On the whole programmers like to keep things simple. Markup is normally distinguished from ordinary text by surrounding it with a couple of simple characters. The angle brakets < and > were never much used in English text so they were chosen as markup delimiters. A paragraph begins <p>. Anything within the angle brackets is markup whilst things outside are ordinary text.

One way to look at things is that the markup is a stream of commands to the browser and particularly the rendering engine whilst the remainder is the information to display.

Markup applies until it is closed so if the markup <b> meaning “bold” is given then all the subsequent text will be bold until the markup is closed with </b>. Likewise a paragraph having begun with a <p> will end </p>.

The letters and words enclosed in angle brackets are usually called “tags”. They specify things like headings and paragraphs, links and pictures.
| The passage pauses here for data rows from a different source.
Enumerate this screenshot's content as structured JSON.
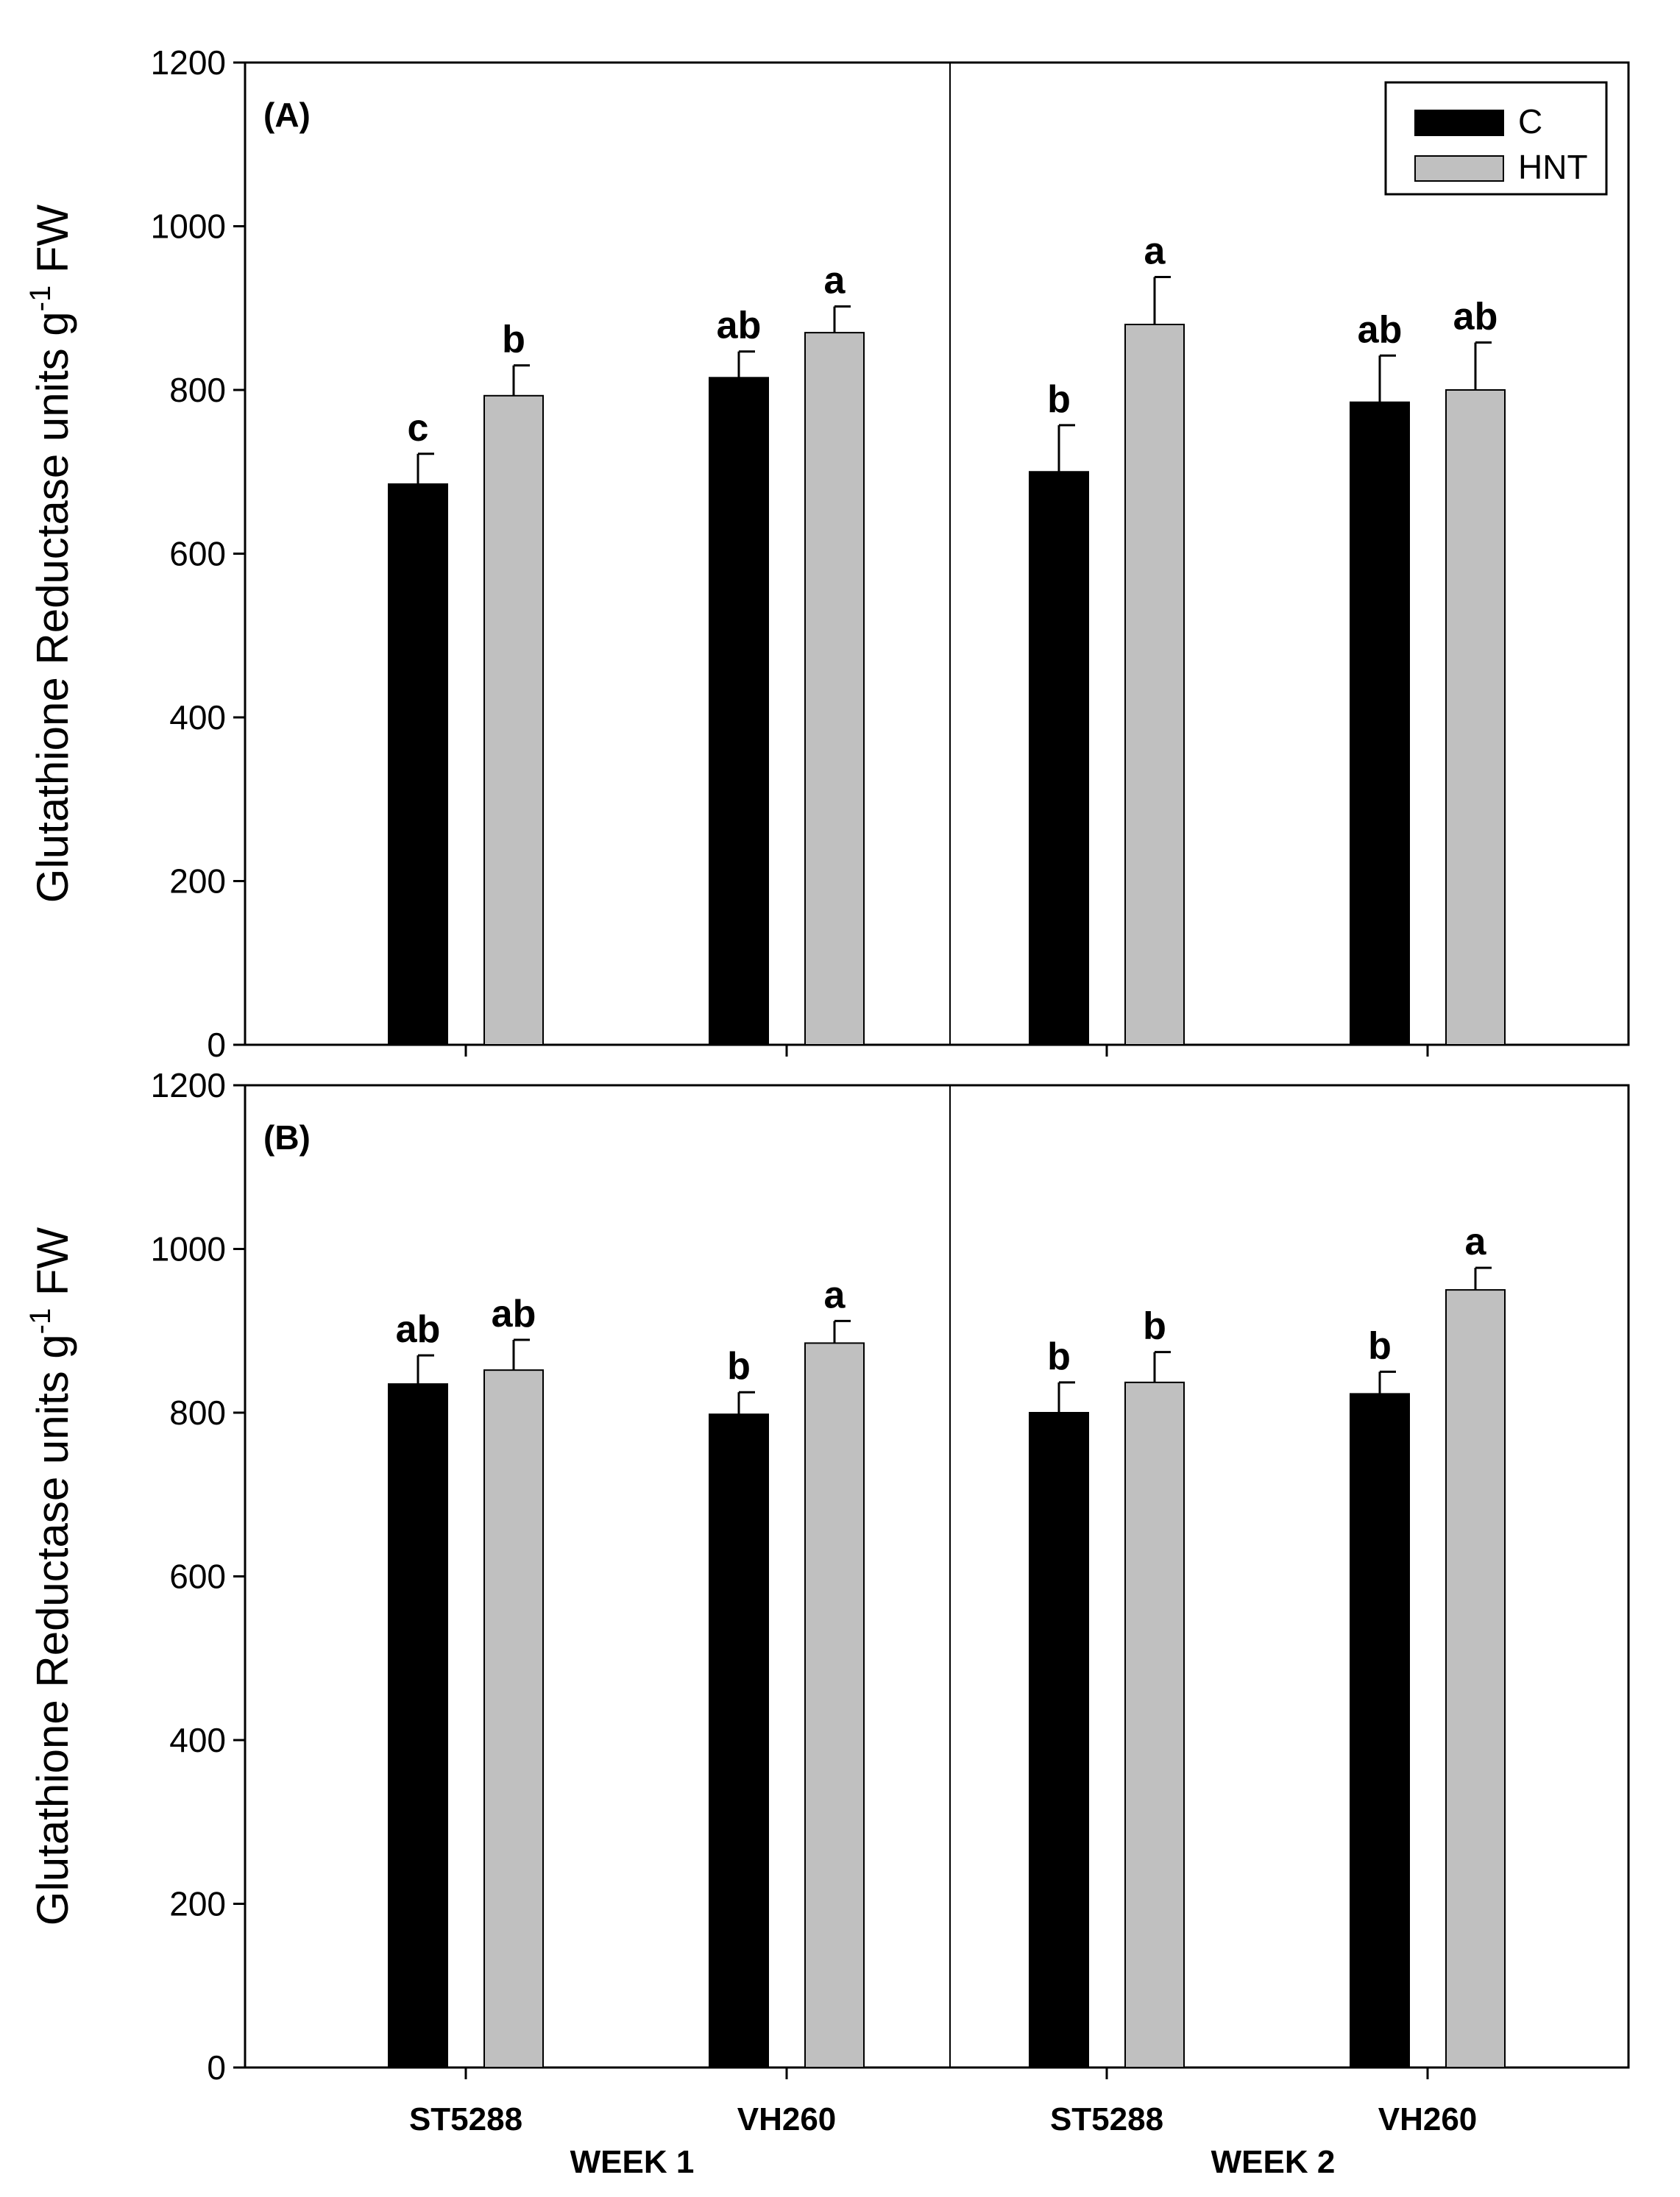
{
  "colors": {
    "C": "#000000",
    "HNT": "#c0c0c0"
  },
  "chart_data": [
    {
      "type": "bar",
      "panel_label": "(A)",
      "ylabel": "Glutathione Reductase units g⁻¹ FW",
      "ylabel_parts": {
        "main": "Glutathione Reductase units g",
        "sup": "-1",
        "tail": " FW"
      },
      "ylim": [
        0,
        1200
      ],
      "yticks": [
        0,
        200,
        400,
        600,
        800,
        1000,
        1200
      ],
      "groups": [
        "WEEK 1",
        "WEEK 2"
      ],
      "categories": [
        "ST5288",
        "VH260",
        "ST5288",
        "VH260"
      ],
      "category_group": [
        0,
        0,
        1,
        1
      ],
      "legend": {
        "position": "top-right",
        "entries": [
          "C",
          "HNT"
        ]
      },
      "series": [
        {
          "name": "C",
          "values": [
            685,
            815,
            700,
            785
          ],
          "errors": [
            37,
            32,
            57,
            57
          ],
          "significance": [
            "c",
            "ab",
            "b",
            "ab"
          ]
        },
        {
          "name": "HNT",
          "values": [
            793,
            870,
            880,
            800
          ],
          "errors": [
            37,
            32,
            58,
            58
          ],
          "significance": [
            "b",
            "a",
            "a",
            "ab"
          ]
        }
      ]
    },
    {
      "type": "bar",
      "panel_label": "(B)",
      "ylabel": "Glutathione Reductase units g⁻¹ FW",
      "ylabel_parts": {
        "main": "Glutathione Reductase units g",
        "sup": "-1",
        "tail": " FW"
      },
      "ylim": [
        0,
        1200
      ],
      "yticks": [
        0,
        200,
        400,
        600,
        800,
        1000,
        1200
      ],
      "groups": [
        "WEEK 1",
        "WEEK 2"
      ],
      "categories": [
        "ST5288",
        "VH260",
        "ST5288",
        "VH260"
      ],
      "category_group": [
        0,
        0,
        1,
        1
      ],
      "series": [
        {
          "name": "C",
          "values": [
            835,
            798,
            800,
            823
          ],
          "errors": [
            35,
            27,
            37,
            27
          ],
          "significance": [
            "ab",
            "b",
            "b",
            "b"
          ]
        },
        {
          "name": "HNT",
          "values": [
            852,
            885,
            837,
            950
          ],
          "errors": [
            37,
            27,
            37,
            27
          ],
          "significance": [
            "ab",
            "a",
            "b",
            "a"
          ]
        }
      ]
    }
  ]
}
The web's creators took the opportunity to include specifications for font, size, emphasis, colour, page background and many other things specifying how a page is to look. A page can be made of nothing but pictures. But essentially even if a page doesn't appear to have a word of “text” visible it is still hypertext.


StyleSheets

Specifying fonts and layout directly in the page source becomes a bit of a nuisance. Suppose you use a bold font both for headings and emphasis, using the same tag for both means there is no easy way to have the computer make a list of headings. Now suppose you have hundreds of pages and decide you'd prefer the headings to be blue - that means editing all those pages.

Separating out the semantics such as “<h2>” (heading) and “<em>” (emphasis) from presentation like “<b>” (for bold) has become an objective for web designers. If a heading will always start with an “<h>” tag then Cascading style Sheets can be used to specify the colour.


HyperText

Computers have dealt with text files for years. Wikipedia reckons the first use is in an advert for an RCA computer in 1950. “...the results of countless computations can be kept "on file" and taken out again. Such a "file" now exists in a "memory" tube developed at RCA Laboratories. ...”     Link    

The basic addition hypertext makes is that if there is a reference to another page, such as the one in the link above, you can click on it and go straight to another text. With older computer text mechanisms it would have been necessary to manually open a new file by giving its name - which if it was at all complicated would have meant either a feat of memory or writing it down.   Hypertext is at heart all about linking.   The pretty pictures and glossy magazine design ethos are later additions.


In Summary

Web pages involve three main things:

  • A language called Hyper Text Markup Language (HTML) which is basically about linking but extends to marking up page semantics and presentation.
  • Uniform Resource Locators (URLs) which provide a way to find other pages and items within them.
  • Hypertext Transport Protocol (HTTP) which is a way to get (and save) pages as needed.

For the most part web-site users don't need to know much about these things. They just point and click wherever there is a link and their browser does the rest.   Of course you do need to know a bit about how things work in order to create pages.   Pages with lots of design features tend to require quite a lot of knowledge - or some sort of application package that does most of the work for you.

However if you want to know how pages work look at the underlying text that is actually transmitted. Most browsers can make it visible. It may take some time to understand the more decorative pages but this one is relatively straight forward.